There was a mixture of nostalgia and celebration in the air as both schools staged special events before pupils left for the last time on Wednesday.

Staff then had two days to pack up books and equipment ready for transfer to the new Forge Valley School, on the Myers site, off Wood Lane, at the start of next term.

“There are mixed emotions,” admitted Jean Cresswell, who is retiring after 36 years as PA to the head of Myers Grove.

“We had a nostalgic social evening and the school was open over the weekend; we were overwhelmed by the number of past staff and pupils who came through the doors.
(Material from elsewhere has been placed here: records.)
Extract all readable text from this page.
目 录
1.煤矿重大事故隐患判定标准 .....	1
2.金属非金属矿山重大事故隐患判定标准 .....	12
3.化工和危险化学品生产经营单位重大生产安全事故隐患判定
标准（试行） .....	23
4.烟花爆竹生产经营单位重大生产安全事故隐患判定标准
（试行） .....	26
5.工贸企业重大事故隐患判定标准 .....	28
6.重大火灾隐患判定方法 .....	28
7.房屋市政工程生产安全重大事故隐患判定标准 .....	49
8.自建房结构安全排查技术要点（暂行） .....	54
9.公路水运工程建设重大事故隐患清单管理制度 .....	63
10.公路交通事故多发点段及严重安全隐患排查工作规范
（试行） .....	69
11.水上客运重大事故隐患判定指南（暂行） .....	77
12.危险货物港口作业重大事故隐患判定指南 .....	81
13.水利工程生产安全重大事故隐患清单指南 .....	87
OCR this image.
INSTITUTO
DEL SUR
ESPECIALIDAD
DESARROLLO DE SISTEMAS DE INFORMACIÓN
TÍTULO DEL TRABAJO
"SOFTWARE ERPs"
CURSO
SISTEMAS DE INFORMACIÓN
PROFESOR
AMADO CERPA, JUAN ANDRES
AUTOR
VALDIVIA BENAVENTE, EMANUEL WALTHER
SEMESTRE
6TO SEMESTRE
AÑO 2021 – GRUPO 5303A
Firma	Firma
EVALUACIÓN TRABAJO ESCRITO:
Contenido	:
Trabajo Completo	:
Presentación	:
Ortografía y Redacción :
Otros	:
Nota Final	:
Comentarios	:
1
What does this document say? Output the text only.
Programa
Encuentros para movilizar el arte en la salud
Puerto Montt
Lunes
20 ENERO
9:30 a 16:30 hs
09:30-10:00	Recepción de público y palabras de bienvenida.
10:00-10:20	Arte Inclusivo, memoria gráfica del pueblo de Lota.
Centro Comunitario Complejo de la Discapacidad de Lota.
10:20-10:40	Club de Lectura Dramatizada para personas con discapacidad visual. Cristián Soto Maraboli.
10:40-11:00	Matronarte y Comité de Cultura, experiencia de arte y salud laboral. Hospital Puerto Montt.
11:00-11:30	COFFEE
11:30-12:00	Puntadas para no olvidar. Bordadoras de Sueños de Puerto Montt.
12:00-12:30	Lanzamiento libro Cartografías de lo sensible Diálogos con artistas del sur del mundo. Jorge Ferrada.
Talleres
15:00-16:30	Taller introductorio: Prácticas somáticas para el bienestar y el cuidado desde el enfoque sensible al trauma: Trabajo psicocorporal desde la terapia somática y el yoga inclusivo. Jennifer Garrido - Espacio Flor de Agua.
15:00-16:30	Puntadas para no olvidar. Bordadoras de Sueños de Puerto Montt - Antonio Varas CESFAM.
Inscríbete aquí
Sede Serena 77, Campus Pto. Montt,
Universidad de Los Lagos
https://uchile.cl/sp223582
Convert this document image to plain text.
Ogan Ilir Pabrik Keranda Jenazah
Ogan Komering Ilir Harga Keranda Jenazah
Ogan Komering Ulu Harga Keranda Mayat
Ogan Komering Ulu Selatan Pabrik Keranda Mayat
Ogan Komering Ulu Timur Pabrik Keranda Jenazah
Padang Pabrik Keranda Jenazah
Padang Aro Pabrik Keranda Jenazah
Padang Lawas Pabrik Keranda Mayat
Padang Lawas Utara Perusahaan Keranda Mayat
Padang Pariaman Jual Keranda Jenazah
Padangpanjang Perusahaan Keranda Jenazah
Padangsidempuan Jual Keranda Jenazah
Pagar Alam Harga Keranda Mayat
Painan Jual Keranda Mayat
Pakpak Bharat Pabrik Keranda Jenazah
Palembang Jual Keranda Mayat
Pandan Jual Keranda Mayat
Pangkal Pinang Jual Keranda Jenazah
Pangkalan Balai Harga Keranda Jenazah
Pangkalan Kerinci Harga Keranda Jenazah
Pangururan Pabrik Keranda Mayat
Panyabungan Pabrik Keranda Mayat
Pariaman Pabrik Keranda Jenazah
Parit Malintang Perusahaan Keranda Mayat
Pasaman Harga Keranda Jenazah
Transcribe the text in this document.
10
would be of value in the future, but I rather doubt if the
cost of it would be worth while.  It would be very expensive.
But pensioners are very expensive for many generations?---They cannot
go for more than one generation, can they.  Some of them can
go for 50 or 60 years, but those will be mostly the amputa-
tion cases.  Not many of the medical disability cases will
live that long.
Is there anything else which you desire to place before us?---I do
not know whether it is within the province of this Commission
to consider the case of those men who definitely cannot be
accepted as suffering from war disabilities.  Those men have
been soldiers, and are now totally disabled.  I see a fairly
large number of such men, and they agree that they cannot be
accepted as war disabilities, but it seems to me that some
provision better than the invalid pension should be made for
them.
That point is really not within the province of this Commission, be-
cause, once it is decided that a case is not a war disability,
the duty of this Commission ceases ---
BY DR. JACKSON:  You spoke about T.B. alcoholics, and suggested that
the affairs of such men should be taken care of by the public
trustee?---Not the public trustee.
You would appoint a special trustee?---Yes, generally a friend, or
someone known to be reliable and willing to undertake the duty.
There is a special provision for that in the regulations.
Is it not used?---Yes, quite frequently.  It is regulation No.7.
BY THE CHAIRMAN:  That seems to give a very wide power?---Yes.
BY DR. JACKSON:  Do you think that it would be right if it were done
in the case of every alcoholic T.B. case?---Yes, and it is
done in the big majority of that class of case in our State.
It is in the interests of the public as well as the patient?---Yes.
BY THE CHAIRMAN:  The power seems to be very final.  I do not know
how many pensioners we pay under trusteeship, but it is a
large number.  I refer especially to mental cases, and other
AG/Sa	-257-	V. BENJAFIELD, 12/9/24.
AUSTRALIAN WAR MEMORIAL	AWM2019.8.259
It was very emotional.

“But there’s also excitement about the new school and everyone has enjoyed the last day of term,” she added.

The school car park was taken over by a helter skelter, dodgems and traditional fairground stalls.

And instead of school dinners there were hotdogs and candyfloss, with staff and students alike entering into the spirit of the occasion by dressing as characters from the film Grease.

The school has also produced a book, Past and Present, looking back over 50 years of Myers Grove, which was one of the country’s first comprehensives when it opened in 1960.

Meanwhile, at Wisewood, students took part in an old-fashioned sports day, a treasure hunt and parties – with a bouncy castle, sumo wrestling and face painting.

Joint head of school Beryl Harlow, who will be an assistant head at Forge Valley, said it had been a good way to mark the change.

“We’re sad to be leaving Wisewood, but there’s a sense of excitement about the future,” she said.

“Our kids need a new school and if this is the only way it can be achieved, then it’s a good thing.”

Students – who each received a pewter medal, which they had helped to design – had already taken part in a final farewell community fun day, marking the end of 78 years of schooling on the Rural Lane campus.

However, the sports hall, built in 2004, will remain open for the use of local people.

After the controversy over the closure of Wisewood, Forge Valley is nearing completion and due to be handed over by contractors on August 31. Staff will then have just days to prepare for the phased arrival of students from September 6.

This week also marked the end of an era for Abbeydale Grange School, although it officially closed last year. Since then, the site has been occupied by just 89 Y11 students who took their GCSE exams this summer. All teachers were responsible for teaching at least one subject in addition to their specialism.

Meanwhile the city council is planning community consultations over the future of the site once the school is demolished.